- Education: University of Alberta (Ph.D.);
- Awards: IEEE Vehicular Society James Evans Avant Garde Award (2017); IEEE Fellowship (2014); IEEE Signal Processing Society Best Paper Award (2013); 3GPP2 Award of Merit (2005);
- Scientific career
- Fields: Electrical Engineering, Wireless Communications, Telecommunication
- Institutions: Huawei; Ericsson; Qualcomm;
- Thesis: Reference Symbol Assisted Multistage Successive Interference Cancelling Receiver for Code Division Multiple Access Wireless Communication Systems (1997)
- Doctoral advisor: Witold A. Krzymień

= Anthony Soong =

Anthony C.K. Soong is a Canadian-American scientist who leads a research group at Futurewei Technologies. His research interests are in statistical signal processing, robust statistics, wireless communications, spread spectrum techniques, multicarrier signaling, multiple antenna techniques, software defined networking and physiological signal processing.

==Academic honors ==
Received from the Third Generation Partnership Project 2, the Award of Merit for his contribution to 3GPP2 and cdma2000 development in 2005.

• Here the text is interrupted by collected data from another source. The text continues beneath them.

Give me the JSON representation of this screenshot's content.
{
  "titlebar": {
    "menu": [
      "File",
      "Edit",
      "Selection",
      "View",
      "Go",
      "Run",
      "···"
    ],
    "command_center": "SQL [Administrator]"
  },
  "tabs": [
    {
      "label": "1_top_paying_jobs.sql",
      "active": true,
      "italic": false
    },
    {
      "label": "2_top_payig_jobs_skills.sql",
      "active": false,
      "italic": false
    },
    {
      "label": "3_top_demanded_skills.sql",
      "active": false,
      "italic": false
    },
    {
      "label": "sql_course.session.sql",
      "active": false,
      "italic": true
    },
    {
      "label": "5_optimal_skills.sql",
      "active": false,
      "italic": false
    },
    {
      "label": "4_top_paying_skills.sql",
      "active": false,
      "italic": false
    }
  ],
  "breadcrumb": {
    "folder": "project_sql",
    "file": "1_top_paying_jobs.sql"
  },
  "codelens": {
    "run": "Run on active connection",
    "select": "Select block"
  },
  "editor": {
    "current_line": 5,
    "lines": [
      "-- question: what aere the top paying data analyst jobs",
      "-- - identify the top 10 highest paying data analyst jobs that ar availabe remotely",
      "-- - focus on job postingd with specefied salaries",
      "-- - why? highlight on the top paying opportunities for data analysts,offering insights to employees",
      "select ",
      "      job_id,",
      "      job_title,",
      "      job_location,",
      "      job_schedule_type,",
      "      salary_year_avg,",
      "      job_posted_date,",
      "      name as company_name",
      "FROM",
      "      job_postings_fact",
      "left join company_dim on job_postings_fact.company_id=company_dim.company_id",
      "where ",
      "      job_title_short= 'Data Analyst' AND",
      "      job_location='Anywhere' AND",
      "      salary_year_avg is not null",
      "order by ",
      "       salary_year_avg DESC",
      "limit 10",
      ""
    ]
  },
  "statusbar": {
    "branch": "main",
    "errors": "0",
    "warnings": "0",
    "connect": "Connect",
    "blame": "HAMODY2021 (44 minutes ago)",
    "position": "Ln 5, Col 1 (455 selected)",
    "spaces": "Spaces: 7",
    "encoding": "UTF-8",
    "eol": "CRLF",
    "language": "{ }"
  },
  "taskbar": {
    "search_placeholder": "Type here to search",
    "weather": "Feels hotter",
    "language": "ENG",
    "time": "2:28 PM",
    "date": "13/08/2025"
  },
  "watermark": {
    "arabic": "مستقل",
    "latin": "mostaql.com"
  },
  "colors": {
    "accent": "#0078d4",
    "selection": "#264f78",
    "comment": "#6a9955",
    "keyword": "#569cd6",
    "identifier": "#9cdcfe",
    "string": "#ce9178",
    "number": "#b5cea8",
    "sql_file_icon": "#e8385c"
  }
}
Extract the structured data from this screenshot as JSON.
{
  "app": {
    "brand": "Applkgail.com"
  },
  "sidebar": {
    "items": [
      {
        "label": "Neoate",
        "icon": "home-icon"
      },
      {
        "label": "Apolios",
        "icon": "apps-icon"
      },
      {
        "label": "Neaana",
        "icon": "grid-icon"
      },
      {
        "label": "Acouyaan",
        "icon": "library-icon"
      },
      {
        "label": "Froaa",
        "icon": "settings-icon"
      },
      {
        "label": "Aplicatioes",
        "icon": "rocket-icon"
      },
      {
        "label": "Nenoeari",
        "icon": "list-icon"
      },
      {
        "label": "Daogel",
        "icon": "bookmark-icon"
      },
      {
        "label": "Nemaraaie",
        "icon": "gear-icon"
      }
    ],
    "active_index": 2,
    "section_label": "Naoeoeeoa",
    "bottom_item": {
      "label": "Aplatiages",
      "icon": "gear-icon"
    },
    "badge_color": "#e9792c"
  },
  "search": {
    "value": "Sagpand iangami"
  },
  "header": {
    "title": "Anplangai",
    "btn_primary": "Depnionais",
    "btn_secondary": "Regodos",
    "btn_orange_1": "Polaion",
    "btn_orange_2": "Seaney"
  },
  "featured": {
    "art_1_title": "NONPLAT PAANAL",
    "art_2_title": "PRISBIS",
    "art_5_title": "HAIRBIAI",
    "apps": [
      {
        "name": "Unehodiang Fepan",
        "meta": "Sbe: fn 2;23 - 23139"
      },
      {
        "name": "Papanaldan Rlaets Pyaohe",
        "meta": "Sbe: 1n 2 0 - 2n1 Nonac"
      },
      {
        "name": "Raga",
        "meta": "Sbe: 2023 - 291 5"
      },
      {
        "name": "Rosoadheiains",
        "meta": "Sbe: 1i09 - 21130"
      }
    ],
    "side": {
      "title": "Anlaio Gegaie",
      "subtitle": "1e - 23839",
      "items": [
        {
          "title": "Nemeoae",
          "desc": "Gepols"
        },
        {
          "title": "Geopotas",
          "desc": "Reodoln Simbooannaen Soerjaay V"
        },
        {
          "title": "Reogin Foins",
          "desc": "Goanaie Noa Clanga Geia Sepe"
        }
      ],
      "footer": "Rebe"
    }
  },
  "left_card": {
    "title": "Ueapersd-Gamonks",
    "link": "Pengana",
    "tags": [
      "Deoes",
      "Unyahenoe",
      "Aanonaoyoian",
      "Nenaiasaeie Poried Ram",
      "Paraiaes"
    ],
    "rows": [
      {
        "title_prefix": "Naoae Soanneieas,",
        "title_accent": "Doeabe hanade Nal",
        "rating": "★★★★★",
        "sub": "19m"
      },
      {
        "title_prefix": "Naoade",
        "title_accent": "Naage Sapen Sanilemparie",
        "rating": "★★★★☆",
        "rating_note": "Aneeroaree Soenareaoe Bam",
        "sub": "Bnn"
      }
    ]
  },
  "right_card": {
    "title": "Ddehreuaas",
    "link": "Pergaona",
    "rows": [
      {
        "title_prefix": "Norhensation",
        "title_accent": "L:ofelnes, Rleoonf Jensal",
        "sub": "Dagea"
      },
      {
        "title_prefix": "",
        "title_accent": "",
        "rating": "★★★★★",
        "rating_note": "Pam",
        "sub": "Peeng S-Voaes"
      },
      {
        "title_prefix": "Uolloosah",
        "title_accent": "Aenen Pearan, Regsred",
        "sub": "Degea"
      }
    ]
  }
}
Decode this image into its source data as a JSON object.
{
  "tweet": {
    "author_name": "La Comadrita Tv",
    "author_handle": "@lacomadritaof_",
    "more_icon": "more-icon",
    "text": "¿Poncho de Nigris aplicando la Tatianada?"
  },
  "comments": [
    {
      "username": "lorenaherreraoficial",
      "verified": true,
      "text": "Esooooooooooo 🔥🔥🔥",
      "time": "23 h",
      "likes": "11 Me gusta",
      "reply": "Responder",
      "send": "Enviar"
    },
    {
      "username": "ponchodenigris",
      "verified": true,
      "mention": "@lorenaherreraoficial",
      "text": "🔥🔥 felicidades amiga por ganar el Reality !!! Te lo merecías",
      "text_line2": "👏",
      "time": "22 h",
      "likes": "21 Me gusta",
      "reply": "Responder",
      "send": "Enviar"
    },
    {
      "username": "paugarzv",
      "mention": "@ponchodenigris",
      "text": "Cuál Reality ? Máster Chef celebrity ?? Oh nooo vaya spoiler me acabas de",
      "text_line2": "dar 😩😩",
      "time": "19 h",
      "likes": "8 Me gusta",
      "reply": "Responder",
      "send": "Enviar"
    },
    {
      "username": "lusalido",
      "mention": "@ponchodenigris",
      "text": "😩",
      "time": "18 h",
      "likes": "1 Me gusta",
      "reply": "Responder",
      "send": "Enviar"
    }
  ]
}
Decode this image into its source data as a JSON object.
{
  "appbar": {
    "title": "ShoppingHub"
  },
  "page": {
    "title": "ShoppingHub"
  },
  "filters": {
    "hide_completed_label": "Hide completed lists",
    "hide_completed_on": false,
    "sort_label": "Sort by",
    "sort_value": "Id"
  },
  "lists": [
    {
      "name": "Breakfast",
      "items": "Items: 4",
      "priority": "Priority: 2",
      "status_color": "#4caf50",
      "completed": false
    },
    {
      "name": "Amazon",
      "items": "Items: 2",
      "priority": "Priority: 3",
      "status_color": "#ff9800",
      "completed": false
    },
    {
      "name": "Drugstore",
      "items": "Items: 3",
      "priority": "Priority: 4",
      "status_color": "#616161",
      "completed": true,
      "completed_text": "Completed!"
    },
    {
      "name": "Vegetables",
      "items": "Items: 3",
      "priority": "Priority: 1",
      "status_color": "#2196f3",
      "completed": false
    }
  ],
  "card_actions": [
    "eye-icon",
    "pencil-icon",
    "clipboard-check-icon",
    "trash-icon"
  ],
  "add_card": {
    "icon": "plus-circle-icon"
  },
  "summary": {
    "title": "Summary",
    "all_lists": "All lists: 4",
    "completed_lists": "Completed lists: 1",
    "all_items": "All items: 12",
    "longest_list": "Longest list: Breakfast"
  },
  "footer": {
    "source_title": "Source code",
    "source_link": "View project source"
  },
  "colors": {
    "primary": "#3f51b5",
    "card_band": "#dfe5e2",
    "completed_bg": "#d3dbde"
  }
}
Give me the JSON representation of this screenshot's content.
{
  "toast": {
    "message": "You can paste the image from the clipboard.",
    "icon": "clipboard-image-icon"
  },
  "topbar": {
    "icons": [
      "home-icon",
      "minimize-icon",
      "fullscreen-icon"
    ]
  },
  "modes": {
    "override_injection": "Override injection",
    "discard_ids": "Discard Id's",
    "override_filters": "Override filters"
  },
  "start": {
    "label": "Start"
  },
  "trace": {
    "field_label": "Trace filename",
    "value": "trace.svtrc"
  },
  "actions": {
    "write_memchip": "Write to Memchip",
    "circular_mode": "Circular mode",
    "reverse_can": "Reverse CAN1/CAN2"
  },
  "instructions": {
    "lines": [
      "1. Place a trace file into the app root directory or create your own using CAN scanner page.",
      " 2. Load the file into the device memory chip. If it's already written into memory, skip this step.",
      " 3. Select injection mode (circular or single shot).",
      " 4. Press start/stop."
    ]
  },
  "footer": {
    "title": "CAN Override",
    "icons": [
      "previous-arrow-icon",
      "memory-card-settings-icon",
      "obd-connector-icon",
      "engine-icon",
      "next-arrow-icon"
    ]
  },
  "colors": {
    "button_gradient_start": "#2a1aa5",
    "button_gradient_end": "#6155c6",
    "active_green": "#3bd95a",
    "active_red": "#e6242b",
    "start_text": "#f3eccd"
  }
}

The 2013 IEEE Signal Processing Society Best Paper Award for the paper "Multiuser MIMO in Distributed Antenna Systems with Out-of-Cell Interference".

Named Fellow of the Institute of Electrical and Electronics Engineers (IEEE) in 2014 for contributions to the standardization of cellular communication systems.

The 2017 IEEE Vehicular Society James Evans Avant Garde Award for contributions to the development and standardization of commercial cellular systems.

==Selected publications ==
- X. Dong, W. Lu and A. C. K. Soong, "Linear Interpolation in Pilot Symbol Assisted Channel Estimation for OFDM," in IEEE Transactions on Wireless Communications, vol. 6, no. 5, pp. 1910-1920, May 2007. doi: 10.1109/TWC.2007.360392
- R. W. Heath Jr, T. Wu, Y. H. Kwon and A. C. K. Soong, "Multiuser MIMO in Distributed Antenna Systems With Out-of-Cell Interference," in IEEE Transactions on Signal Processing, vol. 59, no. 10, pp. 4885-4899, Oct. 2011. doi: 10.1109/TSP.2011.2161985
- J. G. Andrews et al., "What Will 5G Be?," in IEEE Journal on Selected Areas in Communications, vol. 32, no. 6, pp. 1065-1082, June 2014.